Personal information
- Born: 24 November 1863 Bolton, Lancashire, England
- Died: 19 January 1937 (aged 73) Christchurch, New Zealand

Domestic team information
- 1886/87–1894/95: Otago

Career statistics
| Competition | First-class |
| Matches | 14 |
| Runs scored | 297 |
| Batting average | 12.91 |
| 100s/50s | 0/2 |
| Top score | 69 |
| Balls bowled | 20 |
| Wickets | 1 |
| Bowling average | 2.00 |
| 5 wickets in innings | 0 |
| 10 wickets in match | 0 |
| Best bowling | 1/2 |
| Catches/stumpings | 4/– |
- Source: ESPNcricinfo, 1 February 2019

= Frederick Harper =

New Zealand cricketer

Frederick Harper (24 November 1863 - 19 January 1937) was a New Zealand cricketer. He played fourteen first-class matches for Otago between 1886 and 1895.

Harper was a stylish batsman and brilliant fieldsman who captained Otago in most of his matches.
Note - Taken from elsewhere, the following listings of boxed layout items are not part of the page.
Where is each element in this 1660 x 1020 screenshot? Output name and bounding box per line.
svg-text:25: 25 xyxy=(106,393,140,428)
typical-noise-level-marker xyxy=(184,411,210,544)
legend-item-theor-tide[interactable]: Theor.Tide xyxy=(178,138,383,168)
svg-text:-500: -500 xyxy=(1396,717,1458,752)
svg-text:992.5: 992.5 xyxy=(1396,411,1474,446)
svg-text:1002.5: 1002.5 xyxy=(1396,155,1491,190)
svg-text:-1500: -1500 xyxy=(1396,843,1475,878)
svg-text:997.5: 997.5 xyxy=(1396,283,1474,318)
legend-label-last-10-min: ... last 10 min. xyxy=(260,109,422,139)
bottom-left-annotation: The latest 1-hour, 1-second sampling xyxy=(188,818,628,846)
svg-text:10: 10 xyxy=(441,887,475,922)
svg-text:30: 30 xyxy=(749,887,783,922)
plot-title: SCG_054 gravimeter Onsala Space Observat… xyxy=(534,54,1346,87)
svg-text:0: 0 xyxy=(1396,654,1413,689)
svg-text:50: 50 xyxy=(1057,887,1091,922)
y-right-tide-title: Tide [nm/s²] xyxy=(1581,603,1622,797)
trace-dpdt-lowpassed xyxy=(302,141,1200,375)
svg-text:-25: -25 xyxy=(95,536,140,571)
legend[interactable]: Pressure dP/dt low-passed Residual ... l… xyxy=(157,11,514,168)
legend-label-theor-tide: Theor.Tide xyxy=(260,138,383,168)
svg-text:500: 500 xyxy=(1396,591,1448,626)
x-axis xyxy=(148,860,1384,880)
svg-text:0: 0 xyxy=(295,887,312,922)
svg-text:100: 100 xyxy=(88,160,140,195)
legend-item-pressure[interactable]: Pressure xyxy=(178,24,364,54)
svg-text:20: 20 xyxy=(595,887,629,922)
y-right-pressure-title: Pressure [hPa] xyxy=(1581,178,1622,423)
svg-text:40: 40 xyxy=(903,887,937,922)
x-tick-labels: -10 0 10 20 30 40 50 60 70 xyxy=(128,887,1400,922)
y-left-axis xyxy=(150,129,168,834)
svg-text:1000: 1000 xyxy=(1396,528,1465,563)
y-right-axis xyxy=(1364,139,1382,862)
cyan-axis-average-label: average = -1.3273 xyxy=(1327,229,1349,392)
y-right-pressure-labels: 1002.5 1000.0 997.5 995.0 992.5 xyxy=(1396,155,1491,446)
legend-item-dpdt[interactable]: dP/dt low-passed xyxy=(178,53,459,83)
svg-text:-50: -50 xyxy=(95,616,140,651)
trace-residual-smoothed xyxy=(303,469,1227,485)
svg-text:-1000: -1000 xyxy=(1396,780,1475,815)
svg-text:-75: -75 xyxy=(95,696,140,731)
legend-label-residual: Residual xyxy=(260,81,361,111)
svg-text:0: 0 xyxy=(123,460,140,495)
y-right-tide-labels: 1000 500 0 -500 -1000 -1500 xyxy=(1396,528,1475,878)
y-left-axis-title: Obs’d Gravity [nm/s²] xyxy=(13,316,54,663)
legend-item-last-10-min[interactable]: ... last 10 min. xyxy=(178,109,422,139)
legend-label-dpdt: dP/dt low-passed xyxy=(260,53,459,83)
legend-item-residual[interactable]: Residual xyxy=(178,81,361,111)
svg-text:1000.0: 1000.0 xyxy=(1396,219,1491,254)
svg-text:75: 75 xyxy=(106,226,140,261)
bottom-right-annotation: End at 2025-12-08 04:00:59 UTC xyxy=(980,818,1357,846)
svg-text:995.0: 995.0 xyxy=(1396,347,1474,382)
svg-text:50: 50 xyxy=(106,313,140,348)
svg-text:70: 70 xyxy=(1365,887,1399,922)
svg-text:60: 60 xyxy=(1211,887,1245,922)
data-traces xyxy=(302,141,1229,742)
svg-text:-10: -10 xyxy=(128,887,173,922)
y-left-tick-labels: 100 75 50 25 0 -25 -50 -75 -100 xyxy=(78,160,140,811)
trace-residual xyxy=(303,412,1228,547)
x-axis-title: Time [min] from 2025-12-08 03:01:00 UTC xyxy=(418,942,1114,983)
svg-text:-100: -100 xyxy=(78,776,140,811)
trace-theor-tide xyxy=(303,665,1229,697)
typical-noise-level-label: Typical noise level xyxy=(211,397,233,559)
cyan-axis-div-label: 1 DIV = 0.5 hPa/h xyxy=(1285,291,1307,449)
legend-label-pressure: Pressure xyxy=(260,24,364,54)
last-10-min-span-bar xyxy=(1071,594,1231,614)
He made 53, the highest score of the match, and the highest score of the short New Zealand first-class season, in 1887-88 when Otago beat Canterbury.

After visiting England for the purposes of finding a suitable coach for the Otago Cricket Association, Harper secured the services of Joseph Lawton, who became the first professional cricket coach in New Zealand. Harper paid half of Lawton's salary for the first year. Lawton's success led to his re-engagement for several seasons.

Harper was a partner in the firm of Messrs McKerrow, Lees and Co, soft goods merchants. He retired to live in Timaru with his wife, who survived him.